Singing in Fort William

Yesterday was the annual choral concert in Fort William where our local singers join forces with a choir from Fort William and hold an evening concert there on the Saturday. They repay the compliment by coming down here this afternoon for a repeat performance in Argyll.
It’s a long haul up to Fort William. We took the coast road via Oban and made it in just under two hours. Stopped for a bite of lunch and then on to the Lochaber High School for a rehearsal. The Queen of the Chooks came too and was dispatched back into town, she not being a member of the choral society, to do the shopping. The usual hiatus ensued with trying to work out seating arrangements for two choirs on one stage as a single chorus and then we had a surprisingly-brief rehearsal, getting away a good hour earlier than we’d expected.

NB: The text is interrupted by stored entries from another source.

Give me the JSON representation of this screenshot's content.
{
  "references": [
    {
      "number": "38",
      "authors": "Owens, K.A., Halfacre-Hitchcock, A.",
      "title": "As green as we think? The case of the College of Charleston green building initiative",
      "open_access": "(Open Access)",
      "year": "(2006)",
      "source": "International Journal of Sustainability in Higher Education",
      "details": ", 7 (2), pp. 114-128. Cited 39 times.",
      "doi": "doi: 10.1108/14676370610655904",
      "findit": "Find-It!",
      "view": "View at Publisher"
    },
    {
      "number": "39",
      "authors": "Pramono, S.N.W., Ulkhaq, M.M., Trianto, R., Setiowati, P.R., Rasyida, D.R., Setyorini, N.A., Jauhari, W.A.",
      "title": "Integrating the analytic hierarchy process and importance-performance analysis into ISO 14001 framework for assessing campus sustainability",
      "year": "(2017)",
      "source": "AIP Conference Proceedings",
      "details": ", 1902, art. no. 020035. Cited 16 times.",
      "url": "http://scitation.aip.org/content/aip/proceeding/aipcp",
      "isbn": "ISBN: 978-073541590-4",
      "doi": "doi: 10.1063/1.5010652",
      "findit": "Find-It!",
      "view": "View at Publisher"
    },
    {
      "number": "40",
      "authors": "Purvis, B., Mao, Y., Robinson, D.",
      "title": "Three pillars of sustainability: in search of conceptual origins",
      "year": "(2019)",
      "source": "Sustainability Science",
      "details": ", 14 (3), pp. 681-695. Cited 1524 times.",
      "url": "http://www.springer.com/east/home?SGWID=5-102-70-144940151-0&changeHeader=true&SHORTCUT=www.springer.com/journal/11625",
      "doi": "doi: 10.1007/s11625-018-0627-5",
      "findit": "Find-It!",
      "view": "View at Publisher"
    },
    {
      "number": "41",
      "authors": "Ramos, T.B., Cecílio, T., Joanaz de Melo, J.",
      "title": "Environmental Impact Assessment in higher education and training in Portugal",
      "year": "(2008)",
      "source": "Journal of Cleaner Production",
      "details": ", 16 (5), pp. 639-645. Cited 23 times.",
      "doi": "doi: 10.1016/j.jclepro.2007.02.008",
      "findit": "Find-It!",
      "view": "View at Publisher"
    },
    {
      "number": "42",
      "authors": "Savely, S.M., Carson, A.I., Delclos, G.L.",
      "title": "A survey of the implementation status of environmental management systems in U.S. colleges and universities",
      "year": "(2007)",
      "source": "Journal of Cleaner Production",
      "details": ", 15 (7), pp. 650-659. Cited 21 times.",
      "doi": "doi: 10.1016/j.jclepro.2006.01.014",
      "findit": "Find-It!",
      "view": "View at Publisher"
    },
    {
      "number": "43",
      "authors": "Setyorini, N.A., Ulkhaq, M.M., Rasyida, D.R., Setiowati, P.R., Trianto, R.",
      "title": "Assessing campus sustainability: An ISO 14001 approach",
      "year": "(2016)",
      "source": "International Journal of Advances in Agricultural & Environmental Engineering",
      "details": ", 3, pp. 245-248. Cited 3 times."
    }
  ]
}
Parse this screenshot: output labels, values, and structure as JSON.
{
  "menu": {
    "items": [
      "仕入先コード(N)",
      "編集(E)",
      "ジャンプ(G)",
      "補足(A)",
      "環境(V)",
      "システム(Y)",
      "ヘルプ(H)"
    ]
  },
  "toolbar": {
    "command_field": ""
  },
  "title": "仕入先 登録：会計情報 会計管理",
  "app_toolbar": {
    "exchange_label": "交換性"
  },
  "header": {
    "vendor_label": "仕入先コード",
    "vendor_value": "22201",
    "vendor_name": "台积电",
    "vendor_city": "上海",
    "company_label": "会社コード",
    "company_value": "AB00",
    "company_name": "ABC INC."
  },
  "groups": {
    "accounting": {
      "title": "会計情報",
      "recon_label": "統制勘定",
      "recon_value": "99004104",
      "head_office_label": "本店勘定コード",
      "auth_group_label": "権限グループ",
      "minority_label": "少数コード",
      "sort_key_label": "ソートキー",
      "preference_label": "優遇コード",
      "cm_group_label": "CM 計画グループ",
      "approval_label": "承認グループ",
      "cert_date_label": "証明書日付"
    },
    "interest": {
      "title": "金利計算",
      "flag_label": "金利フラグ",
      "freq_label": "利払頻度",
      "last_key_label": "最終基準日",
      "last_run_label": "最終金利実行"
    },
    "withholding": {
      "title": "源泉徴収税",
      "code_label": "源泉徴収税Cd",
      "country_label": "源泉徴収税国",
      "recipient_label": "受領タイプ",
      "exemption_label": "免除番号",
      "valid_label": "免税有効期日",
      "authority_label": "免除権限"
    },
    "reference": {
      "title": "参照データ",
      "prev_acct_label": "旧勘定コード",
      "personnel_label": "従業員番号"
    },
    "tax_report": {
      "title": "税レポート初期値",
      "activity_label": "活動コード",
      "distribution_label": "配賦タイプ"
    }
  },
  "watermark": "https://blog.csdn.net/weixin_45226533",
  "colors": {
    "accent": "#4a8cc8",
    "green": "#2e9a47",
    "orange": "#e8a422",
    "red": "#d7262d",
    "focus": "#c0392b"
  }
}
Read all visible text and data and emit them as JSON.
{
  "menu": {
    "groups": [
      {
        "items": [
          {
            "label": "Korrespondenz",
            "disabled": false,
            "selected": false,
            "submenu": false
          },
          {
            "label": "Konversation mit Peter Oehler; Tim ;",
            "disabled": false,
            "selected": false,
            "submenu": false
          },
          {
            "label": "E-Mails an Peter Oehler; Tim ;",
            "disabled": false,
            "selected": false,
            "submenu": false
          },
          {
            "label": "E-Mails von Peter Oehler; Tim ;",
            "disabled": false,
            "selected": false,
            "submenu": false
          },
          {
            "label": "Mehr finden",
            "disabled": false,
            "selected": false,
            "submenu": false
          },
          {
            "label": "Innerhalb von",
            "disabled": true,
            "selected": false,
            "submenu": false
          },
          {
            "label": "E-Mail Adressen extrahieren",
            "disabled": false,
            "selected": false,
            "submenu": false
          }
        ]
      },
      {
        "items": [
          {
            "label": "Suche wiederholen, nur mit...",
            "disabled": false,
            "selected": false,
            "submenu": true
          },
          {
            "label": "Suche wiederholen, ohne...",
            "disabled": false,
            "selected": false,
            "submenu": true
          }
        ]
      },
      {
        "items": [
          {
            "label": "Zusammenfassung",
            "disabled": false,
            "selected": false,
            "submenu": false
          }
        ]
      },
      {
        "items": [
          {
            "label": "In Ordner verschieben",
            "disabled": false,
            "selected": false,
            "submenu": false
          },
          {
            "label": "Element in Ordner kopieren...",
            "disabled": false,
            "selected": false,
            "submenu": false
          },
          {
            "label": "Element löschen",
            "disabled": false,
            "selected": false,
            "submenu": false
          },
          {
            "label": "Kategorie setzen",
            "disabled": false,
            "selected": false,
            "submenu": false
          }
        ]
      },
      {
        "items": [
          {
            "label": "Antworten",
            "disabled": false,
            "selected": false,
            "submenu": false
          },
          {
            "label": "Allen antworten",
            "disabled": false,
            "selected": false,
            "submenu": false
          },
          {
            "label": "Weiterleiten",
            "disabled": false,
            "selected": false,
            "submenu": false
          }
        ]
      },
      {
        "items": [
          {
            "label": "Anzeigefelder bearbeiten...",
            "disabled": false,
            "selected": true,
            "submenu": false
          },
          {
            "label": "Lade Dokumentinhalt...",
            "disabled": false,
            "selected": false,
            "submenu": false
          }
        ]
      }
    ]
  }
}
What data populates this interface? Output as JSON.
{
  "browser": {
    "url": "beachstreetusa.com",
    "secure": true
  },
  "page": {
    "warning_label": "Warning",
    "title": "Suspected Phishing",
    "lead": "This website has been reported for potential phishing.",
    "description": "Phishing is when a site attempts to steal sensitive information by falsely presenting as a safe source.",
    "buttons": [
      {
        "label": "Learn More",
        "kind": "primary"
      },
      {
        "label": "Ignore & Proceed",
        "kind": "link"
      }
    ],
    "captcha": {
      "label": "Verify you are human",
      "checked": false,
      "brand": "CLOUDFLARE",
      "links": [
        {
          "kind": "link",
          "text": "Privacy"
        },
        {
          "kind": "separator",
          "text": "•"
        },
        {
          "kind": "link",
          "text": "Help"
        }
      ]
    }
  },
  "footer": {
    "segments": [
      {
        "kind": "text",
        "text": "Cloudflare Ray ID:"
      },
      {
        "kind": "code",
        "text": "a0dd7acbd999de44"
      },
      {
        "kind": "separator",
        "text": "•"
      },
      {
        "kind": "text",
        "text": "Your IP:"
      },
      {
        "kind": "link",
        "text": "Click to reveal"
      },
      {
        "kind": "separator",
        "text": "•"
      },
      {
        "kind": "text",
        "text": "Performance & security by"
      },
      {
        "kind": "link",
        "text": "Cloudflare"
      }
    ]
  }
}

On these occasions, the visitors (ourselves) are taken home by members of the home team for hospitality. We were welcomed back by Jill and Jim, who had entertained us the year before, so I can’t have made too bad an impression. They live down in at the foot of Glen Coe near Loch Leven, so a good half-hour drive back down the road. A very pleasant afternoon spent in chat about water supplies, smoking, sewerage, education, new cars and all sorts, with views over fabulous mountains before an excellent mushroom lasagne and watching everyone else eat the strawberry pavlova – a bit of a no-no for a naughty diabetic like me. Showered and changed, we headed back up the road to Fort Bill for the concert.
Very warm in the hall at the school, we discarded jackets and shirt sleeves were the order of the evening. All went surprisingly well, with relatively few shaky cues, although there were certainly some. The men are outnumbered at least two to one by the ladies, but they stick us up high so we have a chance of being heard. I haven’t got the dots or the programme in front of me at the moment, but we performed extracts from Nabucco, Aida, Faust and, for the second half, a choral version of Carmen, sung in English (which sounds ridiculous). Personally, the story of Carmen doesn’t do it for me; a slapper comes to a bad end with some good tunes in between. The Verdi was great fun for the basses; all mostly in the middle of our range and nothing too complicated in terms of harmony or counting, just the way we like it.